I am in the camp that believes that fundamental such as supply and demand are the real drive for the real estate market in Metro-Denver. Therefore, I believe the market will perform in a manner similar to 2017 barring any changes to the current economic outlook either locally or nationally.

Interest Rate Forecast

Conventional mortgage rates ended 2017 at approximately 4% for a 30-year, fixed-rate mortgage. Rates are down from where they started in 2017, even though the Federal Reserve increased the short-term rate three times last year. It is expected that the Federal Reserve will raise the federal funds rate by a quarter point three times in 2018. Most projections right now estimate that 30-year mortgage rates will end the year in the 4.5% range after the increases by the Federal Reserve and assuming there are no other surprises or unexpected events that affect the economy or expectation regarding inflation.These rising rates should force anyone who currently has an adjustable-rate mortgage to seriously consider refinancing to a fixed-rate mortgage and, where possible, go to a shorter term in order to get a better interest rate.

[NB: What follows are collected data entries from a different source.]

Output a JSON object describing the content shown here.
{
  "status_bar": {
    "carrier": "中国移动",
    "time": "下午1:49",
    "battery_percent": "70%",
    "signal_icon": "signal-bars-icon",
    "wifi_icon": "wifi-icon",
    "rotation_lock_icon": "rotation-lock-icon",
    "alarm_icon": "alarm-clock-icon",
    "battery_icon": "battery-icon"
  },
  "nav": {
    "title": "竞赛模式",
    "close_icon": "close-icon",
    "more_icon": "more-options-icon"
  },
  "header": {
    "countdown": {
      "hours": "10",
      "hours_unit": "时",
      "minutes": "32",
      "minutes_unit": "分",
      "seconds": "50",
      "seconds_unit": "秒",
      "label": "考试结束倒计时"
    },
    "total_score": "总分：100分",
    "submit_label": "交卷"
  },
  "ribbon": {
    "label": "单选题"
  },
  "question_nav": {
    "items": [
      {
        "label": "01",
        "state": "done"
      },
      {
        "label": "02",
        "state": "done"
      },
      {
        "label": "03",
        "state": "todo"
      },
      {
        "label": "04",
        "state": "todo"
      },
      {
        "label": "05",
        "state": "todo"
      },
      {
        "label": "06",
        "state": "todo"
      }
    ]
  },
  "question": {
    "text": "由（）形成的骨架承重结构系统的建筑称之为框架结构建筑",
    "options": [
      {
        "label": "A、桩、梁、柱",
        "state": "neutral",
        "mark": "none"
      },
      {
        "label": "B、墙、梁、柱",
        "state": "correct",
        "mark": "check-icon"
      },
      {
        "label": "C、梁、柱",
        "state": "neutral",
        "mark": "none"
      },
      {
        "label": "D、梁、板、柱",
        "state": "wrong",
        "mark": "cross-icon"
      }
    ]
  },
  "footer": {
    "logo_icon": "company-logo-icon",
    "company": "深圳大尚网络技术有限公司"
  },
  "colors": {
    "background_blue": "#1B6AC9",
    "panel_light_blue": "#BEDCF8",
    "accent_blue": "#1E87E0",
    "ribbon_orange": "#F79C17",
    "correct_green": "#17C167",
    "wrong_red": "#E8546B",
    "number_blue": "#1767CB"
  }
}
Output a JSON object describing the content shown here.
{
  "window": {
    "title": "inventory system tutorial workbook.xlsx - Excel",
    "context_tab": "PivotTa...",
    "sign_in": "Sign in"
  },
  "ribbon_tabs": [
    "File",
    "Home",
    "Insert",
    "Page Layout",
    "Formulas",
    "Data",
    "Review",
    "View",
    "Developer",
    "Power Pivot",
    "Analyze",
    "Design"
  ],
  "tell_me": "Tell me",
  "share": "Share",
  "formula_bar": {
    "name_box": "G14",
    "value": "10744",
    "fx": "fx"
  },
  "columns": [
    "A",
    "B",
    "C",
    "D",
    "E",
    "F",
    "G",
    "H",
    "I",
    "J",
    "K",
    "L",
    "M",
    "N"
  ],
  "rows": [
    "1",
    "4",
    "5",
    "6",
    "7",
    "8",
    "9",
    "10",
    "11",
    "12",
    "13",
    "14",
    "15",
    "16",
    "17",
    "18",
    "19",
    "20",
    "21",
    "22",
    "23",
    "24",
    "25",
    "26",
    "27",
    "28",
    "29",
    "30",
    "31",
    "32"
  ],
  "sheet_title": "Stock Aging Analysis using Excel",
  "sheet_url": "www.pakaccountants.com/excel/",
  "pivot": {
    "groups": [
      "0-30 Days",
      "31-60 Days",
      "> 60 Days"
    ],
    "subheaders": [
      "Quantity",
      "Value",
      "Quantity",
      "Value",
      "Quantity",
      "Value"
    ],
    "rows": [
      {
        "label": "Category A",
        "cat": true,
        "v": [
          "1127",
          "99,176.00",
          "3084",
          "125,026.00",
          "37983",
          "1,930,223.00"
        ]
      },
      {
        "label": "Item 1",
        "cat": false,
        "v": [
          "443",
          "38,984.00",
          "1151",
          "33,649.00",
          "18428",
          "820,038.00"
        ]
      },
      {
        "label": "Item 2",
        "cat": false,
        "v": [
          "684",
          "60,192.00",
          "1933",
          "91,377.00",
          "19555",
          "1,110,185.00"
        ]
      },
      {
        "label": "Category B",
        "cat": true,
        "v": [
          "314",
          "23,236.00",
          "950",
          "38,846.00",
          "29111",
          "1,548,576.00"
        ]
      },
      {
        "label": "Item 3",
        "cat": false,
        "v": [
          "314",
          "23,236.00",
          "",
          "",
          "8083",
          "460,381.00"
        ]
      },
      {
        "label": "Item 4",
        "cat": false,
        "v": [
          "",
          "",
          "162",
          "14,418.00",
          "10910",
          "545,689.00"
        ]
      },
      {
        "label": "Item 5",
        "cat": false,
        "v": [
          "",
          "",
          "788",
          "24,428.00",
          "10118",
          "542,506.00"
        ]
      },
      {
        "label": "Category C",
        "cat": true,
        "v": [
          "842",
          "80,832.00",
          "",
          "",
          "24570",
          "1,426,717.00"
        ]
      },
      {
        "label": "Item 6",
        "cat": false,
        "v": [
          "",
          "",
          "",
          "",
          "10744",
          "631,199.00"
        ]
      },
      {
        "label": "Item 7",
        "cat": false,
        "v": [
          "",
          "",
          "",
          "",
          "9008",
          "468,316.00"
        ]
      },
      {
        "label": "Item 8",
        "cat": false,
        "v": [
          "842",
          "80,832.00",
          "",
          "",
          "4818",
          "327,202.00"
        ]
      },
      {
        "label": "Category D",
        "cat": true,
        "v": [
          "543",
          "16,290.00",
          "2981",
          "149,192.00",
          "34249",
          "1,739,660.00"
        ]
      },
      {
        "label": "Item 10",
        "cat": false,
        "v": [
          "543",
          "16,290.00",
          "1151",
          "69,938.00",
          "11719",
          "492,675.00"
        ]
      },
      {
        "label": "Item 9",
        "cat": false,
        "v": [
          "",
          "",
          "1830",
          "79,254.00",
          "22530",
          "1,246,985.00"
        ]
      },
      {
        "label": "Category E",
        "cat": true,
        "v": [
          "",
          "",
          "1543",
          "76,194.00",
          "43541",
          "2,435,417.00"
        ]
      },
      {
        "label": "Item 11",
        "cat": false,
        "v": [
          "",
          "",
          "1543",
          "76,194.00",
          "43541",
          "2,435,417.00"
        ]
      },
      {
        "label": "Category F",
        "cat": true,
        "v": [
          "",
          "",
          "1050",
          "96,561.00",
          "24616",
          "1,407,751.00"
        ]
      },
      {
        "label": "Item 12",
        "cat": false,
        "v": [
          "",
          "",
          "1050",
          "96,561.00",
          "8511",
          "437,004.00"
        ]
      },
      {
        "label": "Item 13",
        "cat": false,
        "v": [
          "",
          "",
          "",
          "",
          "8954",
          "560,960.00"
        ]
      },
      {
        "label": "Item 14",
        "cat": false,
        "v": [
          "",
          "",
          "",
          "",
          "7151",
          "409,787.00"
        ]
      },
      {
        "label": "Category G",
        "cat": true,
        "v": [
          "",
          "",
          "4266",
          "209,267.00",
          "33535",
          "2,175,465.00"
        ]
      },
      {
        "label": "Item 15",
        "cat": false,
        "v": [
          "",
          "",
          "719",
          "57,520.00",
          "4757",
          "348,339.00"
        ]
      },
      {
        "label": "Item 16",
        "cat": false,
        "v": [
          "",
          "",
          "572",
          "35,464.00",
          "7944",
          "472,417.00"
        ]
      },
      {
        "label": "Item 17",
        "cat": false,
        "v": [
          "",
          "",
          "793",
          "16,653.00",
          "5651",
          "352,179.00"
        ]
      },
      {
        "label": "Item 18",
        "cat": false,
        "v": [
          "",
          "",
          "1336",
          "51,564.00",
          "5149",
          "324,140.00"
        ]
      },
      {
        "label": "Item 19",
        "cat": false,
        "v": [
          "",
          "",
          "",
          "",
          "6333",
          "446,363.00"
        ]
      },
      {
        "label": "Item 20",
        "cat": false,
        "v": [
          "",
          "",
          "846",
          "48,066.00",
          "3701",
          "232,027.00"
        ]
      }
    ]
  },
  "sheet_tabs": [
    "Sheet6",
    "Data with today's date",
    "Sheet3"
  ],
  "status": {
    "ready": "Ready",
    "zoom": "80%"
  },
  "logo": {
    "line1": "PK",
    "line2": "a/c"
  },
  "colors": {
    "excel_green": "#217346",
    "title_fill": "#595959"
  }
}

Other Mortgage and Real Estate News

The new tax bill that was passed in December will impact the real estate and the mortgage industry in the following ways

  1. The increase in the standard deduction means fewer people will itemize deductions, thereby decreasing the benefit of the mortgage deduction;
  2. The tax deduction for property taxes is capped at $10,000;
  3. The amount of mortgage interest that is deductible is limited to the first $750,000 of mortgage debt (under prior law the limit was $1,000,000);
  4. The mortgage deduction for a Home Equity Line of Credit has been eliminated beginning in January of 2018. Going forward, accessing the existing equity in a property may be more efficient to do in one mortgage and, in many cases, it may make sense to consolidate an existing Home Equity Line of Credit with a new first mortgage.

Lastly, Fannie Mae and Freddie Mac increased the conforming limit in the Denver metro area to $529,000 starting January 1, 2018, making it easier to stay out of jumbo loan guidelines, which can be tighter and not as flexible as conventional mortgage guidelines.